Resisting the temptation to hula down the steep spiral staircase in honour of the fantastic plastic trees, we left the restaurant. Paris around the start of the new year was a beautiful place. The Christmas lights, trees and decorations were still up everywhere, there was an ice rink in front of the town hall and from billboards on every street corner the Mayor, Bertrand Delanoe, was wishing us a Bonne Annee. The French make a big deal of Epiphany (6th January - the day after my birthday) so everybody was still in a festive mood. Full of champagne, a rather nice vin d'Alsace and lots of vegetarian food, and buoyed up by the jovial city atmosphere, we decided to go to a famous Parisian jazz club. Le Caveau de La Huchette has a bar on the ground floor, but we wanted to be downstairs in the cellar. The place was full, absolutely crowded with people and very hot. For a long time we just hung around on the stairs, listening to the band play some unfamiliar but frantic swing and be-bop. If we had been at a similar place in England I reckon some officious health and safety person would have told us we couldn't stand there, I'm sure of it, but France is different so we could soak up the atmosphere without being molested.
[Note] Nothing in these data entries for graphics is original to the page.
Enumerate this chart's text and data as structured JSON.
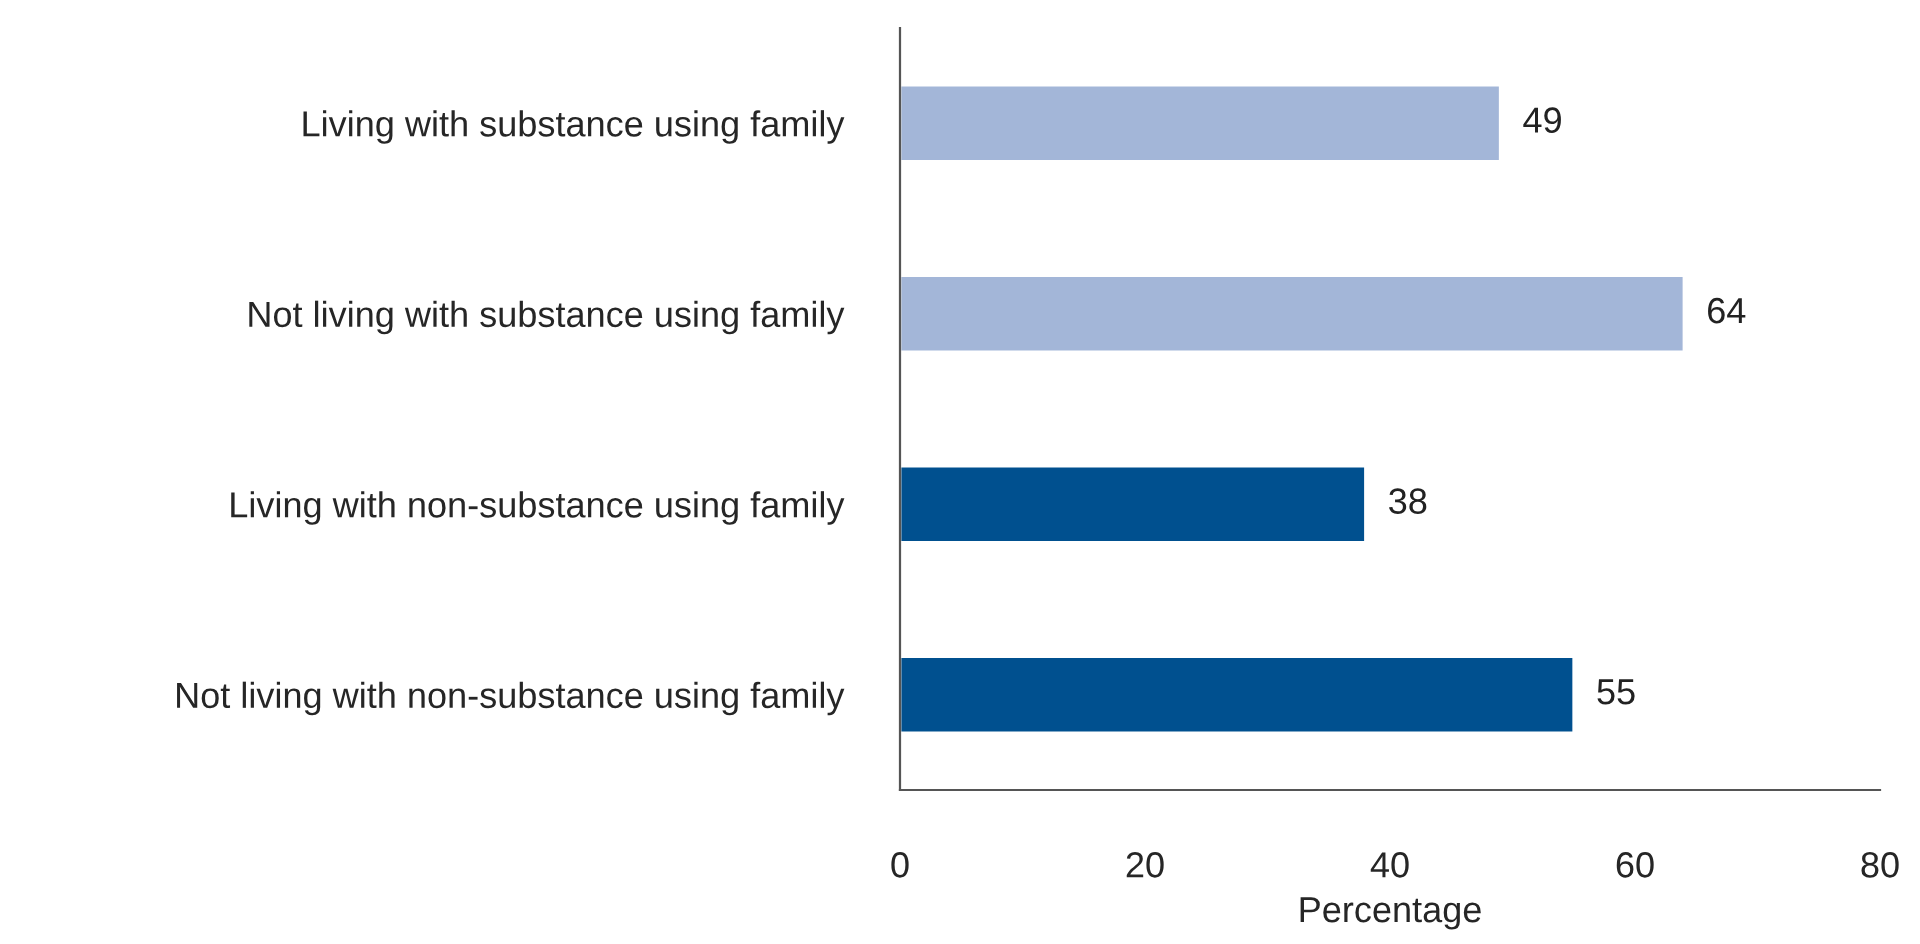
{
  "chart_data": {
    "type": "bar",
    "orientation": "horizontal",
    "xlabel": "Percentage",
    "categories": [
      "Living with substance using family",
      "Not living with substance using family",
      "Living with non-substance using family",
      "Not living with non-substance using family"
    ],
    "values": [
      49,
      64,
      38,
      55
    ],
    "colors": [
      "#a3b6d8",
      "#a3b6d8",
      "#00508f",
      "#00508f"
    ],
    "xlim": [
      0,
      80
    ],
    "xticks": [
      0,
      20,
      40,
      60,
      80
    ],
    "data_labels": true,
    "grid": false,
    "legend": false
  }
}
Revived with cocktails from the bar and taking advantage of the break between sets, we found a better perching place near the stage and the dancefloor. Once the band started up again it was hard to know who to watch - them or the people dancing. There were teenagers, middle aged couples, bald men, handsome besuited men and one old lady in a hat dancing on her own. It was frenetic, but everybody was totally concentrated on their moves. Some sprinkled the floor with talcum powder to stop friction getting in the way of their feet while others made serious looking hand gestures to their partners, seeming to indicate which way they should whirl them around next. Certain couples patrolled their own particular section of floor, cutting off any potential incursions by others with a steely glare. The energy of the whole place was just phenomenal and I had the most amazing evening there.
It all started to wind down at around 2a.m. The boyfriend told the trumpeter how good he was in broken, mojito-tinged French. They seemed to understand each other well. After such a full day I should have been staggering back up the hill again to Rue Mouffetard, but the journey didn't seem difficult at all. Maybe I flew. Anyway we made it back to bed and sleep, but just a little sleep. The following day was the first Sunday in the month, meaning that all French national museums in Paris were free to enter. Free being my favourite price, I was keen to take advantage of this. So in a happy, sleepy, post-birthday fog we took on the Musee d'Orsay, having got there early to avoid the queues that had put us off going there before. It was good. They had a book about Rodin and hands in the bookshop, too. All things considered, it was a great way to commence my thirties. I just hope the rest of the coming decade is going to be as good!